Dementia is a disorder with a strong genetic locus of effect (APOE) and substantially weaker effects are scattered throughout the genome. Including the APOE region in PGS without specific measurement of APOE-ε4 is insufficient, and overestimates the polygenic nature of dementia. Similarly, in Amyotrophic Lateral Sclerosis there is a strong main effect locus (C9orf72). Further, there is a significant, albeit modest, proportion of the phenotypic variance explained by a polygenic risk score over and above the C9orf72 region [34]. In contrast, other chronic disease traits, such as obesity, lack a dominant genetic locus and polygenic score development is successful across the entire genome at a higher p-value threshold [35]. Together, these results suggest that in traits with a strong genetic locus, polygenic scores should exclude the primary regions and seek to aggregate the remaining genetic risk as a separate predictor.

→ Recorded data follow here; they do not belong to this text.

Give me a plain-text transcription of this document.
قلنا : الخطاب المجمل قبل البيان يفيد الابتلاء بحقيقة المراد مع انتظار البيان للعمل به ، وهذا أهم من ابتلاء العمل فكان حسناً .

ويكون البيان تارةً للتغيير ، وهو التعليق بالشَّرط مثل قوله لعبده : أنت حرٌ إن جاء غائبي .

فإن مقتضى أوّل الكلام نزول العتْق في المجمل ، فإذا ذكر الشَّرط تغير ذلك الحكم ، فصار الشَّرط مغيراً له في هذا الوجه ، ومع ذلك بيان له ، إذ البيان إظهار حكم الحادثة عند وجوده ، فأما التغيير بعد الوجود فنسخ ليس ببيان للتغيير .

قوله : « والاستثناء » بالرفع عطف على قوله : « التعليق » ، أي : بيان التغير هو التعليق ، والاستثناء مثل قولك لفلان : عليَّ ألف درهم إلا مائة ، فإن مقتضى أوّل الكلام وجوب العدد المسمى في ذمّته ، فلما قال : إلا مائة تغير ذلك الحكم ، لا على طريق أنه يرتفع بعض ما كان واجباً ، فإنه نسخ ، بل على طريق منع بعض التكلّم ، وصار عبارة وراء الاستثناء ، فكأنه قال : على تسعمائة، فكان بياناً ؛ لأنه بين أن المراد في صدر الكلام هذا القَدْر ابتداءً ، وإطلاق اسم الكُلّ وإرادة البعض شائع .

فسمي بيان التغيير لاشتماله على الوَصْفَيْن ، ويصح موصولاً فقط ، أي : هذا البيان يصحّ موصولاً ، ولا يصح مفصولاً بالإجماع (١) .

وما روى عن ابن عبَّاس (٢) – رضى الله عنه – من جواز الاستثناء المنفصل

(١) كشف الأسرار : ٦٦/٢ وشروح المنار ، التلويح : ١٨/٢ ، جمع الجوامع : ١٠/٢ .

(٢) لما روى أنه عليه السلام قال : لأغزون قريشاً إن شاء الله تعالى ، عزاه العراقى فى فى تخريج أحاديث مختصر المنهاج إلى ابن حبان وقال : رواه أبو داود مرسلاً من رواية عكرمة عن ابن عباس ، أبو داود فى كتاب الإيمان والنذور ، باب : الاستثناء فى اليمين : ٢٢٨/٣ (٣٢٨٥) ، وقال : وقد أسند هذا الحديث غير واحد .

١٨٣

We acknowledge several limitations in this research. The first is that our study relied on imputed APOE variant calls. The APOE region is notoriously difficult and labor intensive to measure genotypes [36, 37]. Indeed, the two primary APOE SNPs of interest failed quality control metrics on the genotyping array in the HRS. We used the correlation structure of the genome from the 1000GP reference to impute these SNPs with ~ 99% confidence. Second, our study may be subject to mortality selection; however, dementia is primarily a disease of older age and requires survival long enough to manifest symptoms. Mortality selection related to the APOE genotype would only serve to make our observations more conservative. Third, we developed our PGS using weights from a GWAS of primarily European ancestry participants, thereby limiting generalizability to other ancestries. Last, our population-based study assessed a broad phenotype of dementia. There are many types of dementia including Alzheimer’s, vascular, and frontotemporal lobe, which have varying genetic architectures, to which we applied a PGS specific for Alzheimer’s. As future GWAS become available for dementia subtypes in a clinical population, investigators may be able to classify the utility of PGS in dementia subtypes. Future family-based studies may also consider SNPs strongly associated with early-onset AD, including APP, PSEN1, or PSEN2 mutations.

Conclusion

Dementia has considerable risk attributed to genetic factors. The APOE region is the strongest locus associated with disease and many additional sites confer small risk effects. Incorporating genetic risk from many sites in a polygenic risk score is a useful metric for risk prediction and etiologic testing in epidemiologic research of complex traits [38]. Our findings demonstrate the APOE region should be removed prior to polygenic risk score development and treated as an independent factor in dementia analyses. More work is needed to assess polygenic scores for Alzheimer’s disease for clinical utility and prediction and in diverse ancestries.